Hi, Reference is the v1.5 branch
If an SRQ has the following settings: S,<size>,4,2,1 1) setup_qps() sets the following: mca_btl_openib_component.qp_infos[qp].u.srq_qp.rd_num=4 mca_btl_openib_component.qp_infos[qp].u.srq_qp.rd_init=rd_num/4=1 2) create_srq() sets the following: openib_btl->qps[qp].u.srq_qp.rd_curr_num = 1 (rd_init value) openib_btl->qps[qp].u.srq_qp.rd_low_local = rd_curr_num - (rd_curr_num >> 2) = rd_curr_num = 1 3) if mca_btl_openib_post_srr() is called with rd_posted=1: rd_posted > rd_low_local is false num_post=rd_curr_num-rd_posted=0 the loop is not executed wr is never initialized (remains NULL) wr->next: address not mapped ==> SIGSEGV The attached patch solves the problem by ensuring that we'll actually enter the loop and leave otherwise.

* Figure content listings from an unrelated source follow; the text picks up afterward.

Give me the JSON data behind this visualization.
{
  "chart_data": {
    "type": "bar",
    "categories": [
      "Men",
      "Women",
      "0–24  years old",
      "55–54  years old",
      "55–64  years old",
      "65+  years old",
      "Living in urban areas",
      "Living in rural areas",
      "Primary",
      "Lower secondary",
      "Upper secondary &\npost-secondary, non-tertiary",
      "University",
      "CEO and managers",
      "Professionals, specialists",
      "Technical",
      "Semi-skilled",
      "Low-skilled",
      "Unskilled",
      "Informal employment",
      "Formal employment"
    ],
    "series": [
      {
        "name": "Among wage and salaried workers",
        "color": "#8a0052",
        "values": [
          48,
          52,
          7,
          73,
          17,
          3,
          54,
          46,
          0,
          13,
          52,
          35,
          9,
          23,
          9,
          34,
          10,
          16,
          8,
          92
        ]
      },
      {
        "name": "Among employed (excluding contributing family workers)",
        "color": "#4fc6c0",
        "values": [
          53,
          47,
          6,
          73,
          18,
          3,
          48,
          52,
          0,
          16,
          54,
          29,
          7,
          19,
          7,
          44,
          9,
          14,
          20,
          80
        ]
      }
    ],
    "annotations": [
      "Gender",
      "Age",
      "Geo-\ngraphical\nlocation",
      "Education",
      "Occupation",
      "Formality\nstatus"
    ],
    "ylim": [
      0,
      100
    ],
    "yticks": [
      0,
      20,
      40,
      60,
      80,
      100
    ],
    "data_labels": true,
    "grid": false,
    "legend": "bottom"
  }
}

Can someone have a look please: the patch solves the problem with my reproducer, but I'm not sure the fix covers all the situations. Regards, Nadia
openib btl unsafe in case of extremely low srq settings diff -r eb32fad15d19 ompi/mca/btl/openib/btl_openib_component.c --- a/ompi/mca/btl/openib/btl_openib_component.c Wed Jun 09 17:39:55 2010 +0200 +++ b/ompi/mca/btl/openib/btl_openib_component.c Fri Jun 18 17:00:12 2010 +0200 @@ -3543,6 +3543,11 @@ int mca_btl_openib_post_srr(mca_btl_open } num_post = rd_curr_num - openib_btl->qps[qp].u.srq_qp.rd_posted; + if (0 == num_post) { + OPAL_THREAD_UNLOCK(&openib_btl->ib_lock); + return OMPI_SUCCESS; + } + for(i = 0; i < num_post; i++) { ompi_free_list_item_t* item; OMPI_FREE_LIST_WAIT(&openib_btl->device->qps[qp].recv_free, item, rc);